Tracie and I attended a conference at Salisbury University. We decided to use this as a mini vacation and headed down two days early to Chincoteague.

We visited the NASA Wallops Flight Facility. The museum is working on some much-needed renovation, but we had a good time anyway.

We debated how frogs might have been afixed inside this, the Orbital Frog Otolith.

And above our heads? A 1/4 scale of the cute little beast. We wondered whether children do a better job of remembering to look up in museums than we taller people do.

The most exciting part was when we joined the NASA space program and went into space! Yay!

Tracie looked especially cute in her space suit.

Hm. Says here this is a chunk o’ the moon.

We were pretty excited by all the satellites we could see just hanging around outside.
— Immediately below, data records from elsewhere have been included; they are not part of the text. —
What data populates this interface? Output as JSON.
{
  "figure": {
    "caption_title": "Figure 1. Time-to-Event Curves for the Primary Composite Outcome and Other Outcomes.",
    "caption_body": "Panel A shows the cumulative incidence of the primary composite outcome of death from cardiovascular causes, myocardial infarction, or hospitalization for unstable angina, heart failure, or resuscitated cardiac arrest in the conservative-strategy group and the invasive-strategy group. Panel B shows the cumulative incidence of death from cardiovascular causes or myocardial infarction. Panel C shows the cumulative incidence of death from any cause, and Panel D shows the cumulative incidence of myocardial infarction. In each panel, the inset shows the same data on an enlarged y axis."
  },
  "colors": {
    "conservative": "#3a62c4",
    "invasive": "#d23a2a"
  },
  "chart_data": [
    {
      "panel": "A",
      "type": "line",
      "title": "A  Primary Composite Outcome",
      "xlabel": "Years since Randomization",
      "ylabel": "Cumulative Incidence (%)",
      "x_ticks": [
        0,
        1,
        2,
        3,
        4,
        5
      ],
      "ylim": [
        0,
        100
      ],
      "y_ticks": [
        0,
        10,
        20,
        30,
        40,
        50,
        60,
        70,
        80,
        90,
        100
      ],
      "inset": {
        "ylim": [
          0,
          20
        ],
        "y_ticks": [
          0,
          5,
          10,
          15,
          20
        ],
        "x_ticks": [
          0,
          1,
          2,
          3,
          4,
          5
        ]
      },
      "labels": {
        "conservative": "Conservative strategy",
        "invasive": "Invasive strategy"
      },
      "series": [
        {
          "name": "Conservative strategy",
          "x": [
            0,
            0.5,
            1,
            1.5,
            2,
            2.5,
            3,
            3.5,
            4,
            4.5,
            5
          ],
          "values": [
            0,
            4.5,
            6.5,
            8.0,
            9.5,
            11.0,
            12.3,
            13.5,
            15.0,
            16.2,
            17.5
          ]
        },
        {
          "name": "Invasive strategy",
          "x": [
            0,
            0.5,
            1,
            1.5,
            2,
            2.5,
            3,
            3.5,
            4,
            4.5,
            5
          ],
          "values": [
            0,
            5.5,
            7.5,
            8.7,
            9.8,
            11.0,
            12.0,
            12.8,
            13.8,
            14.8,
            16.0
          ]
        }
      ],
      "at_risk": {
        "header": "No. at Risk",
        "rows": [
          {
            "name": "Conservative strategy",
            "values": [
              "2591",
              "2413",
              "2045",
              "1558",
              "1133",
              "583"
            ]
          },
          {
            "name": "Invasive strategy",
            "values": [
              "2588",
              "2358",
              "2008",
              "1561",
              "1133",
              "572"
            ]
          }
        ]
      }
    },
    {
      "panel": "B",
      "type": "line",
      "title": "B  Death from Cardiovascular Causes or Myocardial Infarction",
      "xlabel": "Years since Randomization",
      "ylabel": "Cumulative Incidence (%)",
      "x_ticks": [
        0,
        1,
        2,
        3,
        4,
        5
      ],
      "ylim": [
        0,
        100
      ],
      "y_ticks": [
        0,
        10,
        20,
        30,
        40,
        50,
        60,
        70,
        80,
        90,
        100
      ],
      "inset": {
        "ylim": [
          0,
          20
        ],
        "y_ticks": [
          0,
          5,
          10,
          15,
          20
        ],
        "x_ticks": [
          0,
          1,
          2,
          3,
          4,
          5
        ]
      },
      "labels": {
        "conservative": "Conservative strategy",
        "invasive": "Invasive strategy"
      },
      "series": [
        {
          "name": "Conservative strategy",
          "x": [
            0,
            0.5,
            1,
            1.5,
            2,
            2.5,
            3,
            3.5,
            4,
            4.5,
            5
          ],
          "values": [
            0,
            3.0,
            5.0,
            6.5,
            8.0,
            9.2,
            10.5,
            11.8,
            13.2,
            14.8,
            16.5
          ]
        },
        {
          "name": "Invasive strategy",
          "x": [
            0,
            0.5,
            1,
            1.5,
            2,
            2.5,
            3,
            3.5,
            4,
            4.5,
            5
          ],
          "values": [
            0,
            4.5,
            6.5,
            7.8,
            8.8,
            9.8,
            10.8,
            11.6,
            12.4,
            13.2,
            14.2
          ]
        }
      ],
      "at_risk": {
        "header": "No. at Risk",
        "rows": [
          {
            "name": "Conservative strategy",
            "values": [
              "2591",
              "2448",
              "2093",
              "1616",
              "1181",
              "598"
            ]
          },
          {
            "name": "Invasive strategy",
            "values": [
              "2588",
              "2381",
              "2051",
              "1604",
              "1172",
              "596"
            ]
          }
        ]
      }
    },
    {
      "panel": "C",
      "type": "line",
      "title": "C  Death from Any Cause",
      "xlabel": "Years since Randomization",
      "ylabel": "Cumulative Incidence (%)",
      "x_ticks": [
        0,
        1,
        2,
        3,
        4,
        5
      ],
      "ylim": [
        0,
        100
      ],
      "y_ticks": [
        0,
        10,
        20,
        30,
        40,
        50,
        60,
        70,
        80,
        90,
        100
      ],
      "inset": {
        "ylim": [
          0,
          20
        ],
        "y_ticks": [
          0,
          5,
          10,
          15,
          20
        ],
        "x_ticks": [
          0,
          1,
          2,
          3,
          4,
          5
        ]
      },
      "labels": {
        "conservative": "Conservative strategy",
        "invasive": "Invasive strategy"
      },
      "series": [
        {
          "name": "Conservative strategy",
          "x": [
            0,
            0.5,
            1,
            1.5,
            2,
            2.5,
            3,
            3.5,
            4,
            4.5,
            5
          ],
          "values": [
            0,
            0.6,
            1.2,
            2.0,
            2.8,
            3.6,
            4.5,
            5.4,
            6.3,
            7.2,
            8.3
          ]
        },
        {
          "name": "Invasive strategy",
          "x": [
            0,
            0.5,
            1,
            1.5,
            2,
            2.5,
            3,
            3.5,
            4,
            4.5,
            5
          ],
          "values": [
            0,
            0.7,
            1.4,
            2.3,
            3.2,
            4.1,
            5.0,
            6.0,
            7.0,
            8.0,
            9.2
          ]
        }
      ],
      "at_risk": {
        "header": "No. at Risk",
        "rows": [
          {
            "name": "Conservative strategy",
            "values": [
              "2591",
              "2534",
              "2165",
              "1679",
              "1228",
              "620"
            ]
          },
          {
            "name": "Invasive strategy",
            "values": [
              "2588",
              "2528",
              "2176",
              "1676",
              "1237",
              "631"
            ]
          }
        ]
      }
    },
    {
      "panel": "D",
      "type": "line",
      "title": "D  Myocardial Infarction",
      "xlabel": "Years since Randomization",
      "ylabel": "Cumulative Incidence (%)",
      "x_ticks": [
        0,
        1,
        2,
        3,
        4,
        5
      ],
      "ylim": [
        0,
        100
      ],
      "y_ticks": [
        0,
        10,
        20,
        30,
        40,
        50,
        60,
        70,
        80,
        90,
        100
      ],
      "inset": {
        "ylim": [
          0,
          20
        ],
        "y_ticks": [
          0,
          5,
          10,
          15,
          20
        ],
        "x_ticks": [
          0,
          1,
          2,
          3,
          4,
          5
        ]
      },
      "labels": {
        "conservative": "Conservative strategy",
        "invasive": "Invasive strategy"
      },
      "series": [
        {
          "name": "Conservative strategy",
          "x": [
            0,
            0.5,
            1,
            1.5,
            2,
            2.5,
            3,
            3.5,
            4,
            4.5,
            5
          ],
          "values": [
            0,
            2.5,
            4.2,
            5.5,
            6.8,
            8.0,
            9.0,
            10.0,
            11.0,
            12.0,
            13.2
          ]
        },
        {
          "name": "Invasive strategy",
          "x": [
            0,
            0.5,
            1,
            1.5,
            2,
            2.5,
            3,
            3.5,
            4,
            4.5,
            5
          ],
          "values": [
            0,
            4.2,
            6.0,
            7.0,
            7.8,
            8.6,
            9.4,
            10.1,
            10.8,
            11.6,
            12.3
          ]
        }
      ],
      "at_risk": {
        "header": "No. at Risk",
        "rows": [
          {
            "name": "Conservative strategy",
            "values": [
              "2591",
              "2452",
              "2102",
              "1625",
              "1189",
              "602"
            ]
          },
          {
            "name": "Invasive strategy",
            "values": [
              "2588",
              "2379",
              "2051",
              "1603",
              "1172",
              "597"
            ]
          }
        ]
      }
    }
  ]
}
But rather saddened that they had to resort to signs like this to attract people. And I feel guilty as all hell remembering as I write this that I neglected to donate a little somethin’ to their facility. I wonder whether I should send along a check?

Look! Look! A four-stage rocket! I totally know what that means! I don’t, however, know who to attribute the “Please” in this request to. Who’s in charge of NASA, anyway? Maybe it was he.

Next we paid tribute to Capt. Chandler’s grave, which we stumbled onto as we played the part of tourists in Chincoteague. I especially enjoy knowing that his grave is maintained by Friends.

But earlier that morning (these are in a strange order, so hang on to your sense of chronology), we headed over to Assateague for a little romp around the island. The path we took led us along the back side of sand dunes, where we saw all sorts of tracks in the sand.

Despite the presence of a huge beach, the island is quite peaceful in the interior, and we had a great little walk around.

It’s lovely and swampy, and full of egrets and geese. And common terns, which we didn’t find common at all.

Tide was low, so all sorts of things were out on the smorgasbord for the birds.

Lovely, eh? We missed out on the ponies that live there because one must walk through woods to get to the pony overlook—and once we set food in the shade we were brutally attacked by mosquitoes.

In the afternoon we came back and hung around the beach, walking ’til there was no one left but us. It was nice to inspect different shells than we have around here.

I never get tired of prowling around, seeing what’s washed up on the sand.

Which included this, which we swear has a brain. See it?

After the conference we drove home to Tracie’s, where Bruin greeted Tracie with a demand for a ride of his own. He missed her terribly—but the feeling was certainly mutual.